A esquerda há muitos
anos que prefere a desunião, em vez de unir forças para construir um Portugal
melhor. Olham para o próprio umbigo, divididos nos seus egos e considerando que
são os maiores e únicos, em vez de se unirem em princípios comuns ou próximos,
e converter fraqueza em força para entender o que se passa em Portugal e no
resto do mundo. Cada um pretende ter um partido só para si, feito à sua medida,
evidenciando uma profunda ausência de responsabilidade e embarca num processo
utópico que deu mau resultado: este resultado. Claro que a diversidade
enriquece, mas vivemos tempos em que a democracia pode estar em risco, assim
como a Constituição da República, o estado social, a escola, a saúde e urge não
perder tempo.
Juntando toda a
esquerda, nestas eleições, não as ganhariam, mesmo assim, nem tudo são números
visíveis.
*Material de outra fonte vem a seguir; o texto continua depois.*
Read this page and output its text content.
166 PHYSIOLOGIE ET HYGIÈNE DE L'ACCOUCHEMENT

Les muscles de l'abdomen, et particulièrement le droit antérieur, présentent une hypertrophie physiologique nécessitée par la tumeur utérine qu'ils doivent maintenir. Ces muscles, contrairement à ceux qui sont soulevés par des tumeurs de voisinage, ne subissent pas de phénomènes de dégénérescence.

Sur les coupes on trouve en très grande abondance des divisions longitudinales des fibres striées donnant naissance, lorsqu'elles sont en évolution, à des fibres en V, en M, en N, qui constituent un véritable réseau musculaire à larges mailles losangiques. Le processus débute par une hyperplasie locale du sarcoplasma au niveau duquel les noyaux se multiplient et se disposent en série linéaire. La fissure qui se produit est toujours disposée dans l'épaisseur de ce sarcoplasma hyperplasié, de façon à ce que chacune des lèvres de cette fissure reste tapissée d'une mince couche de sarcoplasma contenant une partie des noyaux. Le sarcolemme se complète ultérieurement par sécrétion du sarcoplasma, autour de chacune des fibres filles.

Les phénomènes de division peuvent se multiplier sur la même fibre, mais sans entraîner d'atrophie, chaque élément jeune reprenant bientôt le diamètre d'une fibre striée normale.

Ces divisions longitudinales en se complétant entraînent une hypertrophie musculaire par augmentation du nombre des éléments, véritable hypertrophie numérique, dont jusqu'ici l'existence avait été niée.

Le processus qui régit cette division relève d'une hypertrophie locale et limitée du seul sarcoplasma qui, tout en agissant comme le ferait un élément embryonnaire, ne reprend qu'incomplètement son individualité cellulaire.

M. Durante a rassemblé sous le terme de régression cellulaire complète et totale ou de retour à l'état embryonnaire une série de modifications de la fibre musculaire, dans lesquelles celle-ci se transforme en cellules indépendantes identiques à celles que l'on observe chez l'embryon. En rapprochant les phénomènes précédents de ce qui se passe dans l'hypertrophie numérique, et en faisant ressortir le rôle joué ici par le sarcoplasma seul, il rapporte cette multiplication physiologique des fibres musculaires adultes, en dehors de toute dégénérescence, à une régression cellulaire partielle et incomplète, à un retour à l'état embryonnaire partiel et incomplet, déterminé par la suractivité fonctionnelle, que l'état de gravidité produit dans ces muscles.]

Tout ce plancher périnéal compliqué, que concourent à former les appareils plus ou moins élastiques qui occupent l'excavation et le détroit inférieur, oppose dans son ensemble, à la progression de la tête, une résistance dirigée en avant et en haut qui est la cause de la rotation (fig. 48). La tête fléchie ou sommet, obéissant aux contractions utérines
Os pequenos partidos que não conseguem eleger deputados, desperdiçam
votos ou embarcam no voto útil. Os que desperdiçam voto, pertencem aquele grupo
de eternos sonhadores, que acreditam que um dia será possível. Os que fazem
voto útil, vivem numa frustração infinita, entalados entre o dever e o escolher
o mal menor. E como sabemos, o que não é “regado” não dá frutos e seca.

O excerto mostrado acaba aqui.